Se fosse un film si potrebbe intitolare il “caso Argentina“. Più che una spy story, in realtà si tratta di una commedia dell’equivoco. Attrici protagoniste: Nadia Spallitta, vicepresidente vicario del Consiglio comunale, e Federica Aluzzo, consigliere di Italia dei valori. Entrambe, mercoledì scorso si sono recate in missione a Roma per una visita istituzionale presso l’ambasciata d’Argentina. Sin qui nulla di strano. Oggi però durante la seduta d’Aula, il capogruppo del Pds-Mpa Angelo Figuccia ha sollevato il caso, reputando “uno spreco, in tempo di vacche magre, mandare in missione due consiglieri per la stessa cosa”. Anche se, a onor del vero, va detto che le note spese dichiarate dalla Spallitta e dalla Aluzzo si aggirano complessivamente sui 500 euro.
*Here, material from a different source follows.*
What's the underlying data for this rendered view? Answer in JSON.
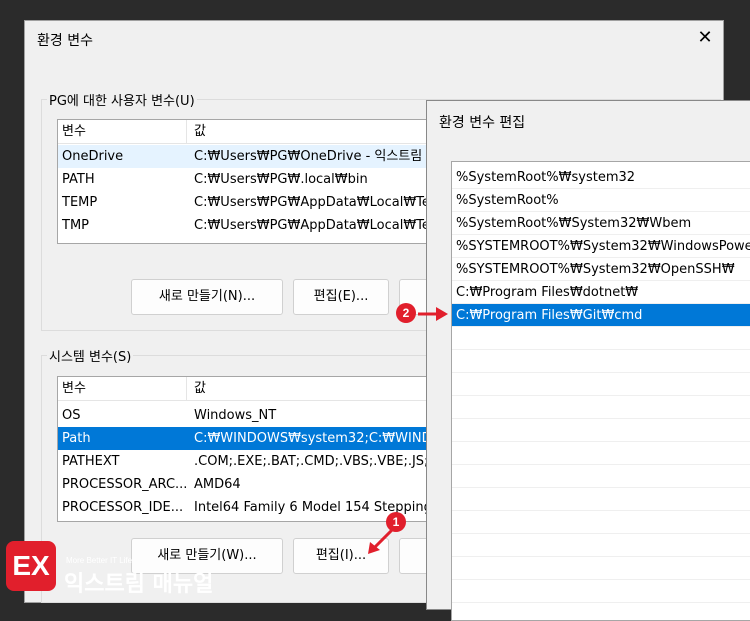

Tirando le somme, la presidenza del Consiglio riferisce che la missione romana della Spallitta è stata approvata; mentre alla Aluzzo è stata revocata la richiesta d’autorizzazione. Subito è scattata la corsa alle precisazioni da parte delle dirette interessate. “Sono stata delegata dal sindaco. Sono andata al consolato generale e poi all’ambasciata d’Argentina”, dice la Aluzzo, che ha fornito un report dettagliato della sua missione a Roma.

“Non so cosa sia successo – spiega la Spallitta –. Per quanto mi riguarda, ho seguito il protocollo ufficiale. So che la Aluzzo aveva un appuntamento al consolato, io invece sono stata all’ambasciata. A Roma, comunque, non ci siamo viste. L’obiettivo della mia visita è far inserire Palermo in un circuito internazionale in modo tale da incrementare il turismo”. In che modo? “Proponendo ai diplomatici, ad esempio, di spostare a Palermo (attualmente è organizzata a Roma, ndr) – aggiunge Spallitta – la festa nazionale dell’Argentina del 25 maggio. L’ambasciata ha dimostrato interesse ad avviare un rapporto di collaborazione stabile con Palermo”.

Programmi a parte, a far discutere è il “corto circuito” che si è creato tra la Spallitta e la Aluzzo. Una palla presa al balzo da alcuni consiglieri d’opposizione che, a mente fredda, hanno però corretto il tiro. “Il presidente del Consiglio – riferisce il capogruppo del Pds-Mpa Figuccia – ha alimentato l’equivoco, non dando la parola alla Spallitta che voleva chiarire la vicenda. La Spallitta mi ha detto che lei non aveva nessun titolo per impedire la presenza della Aluzzo”. Insomma, una vera e propria commedia dell’equivoco.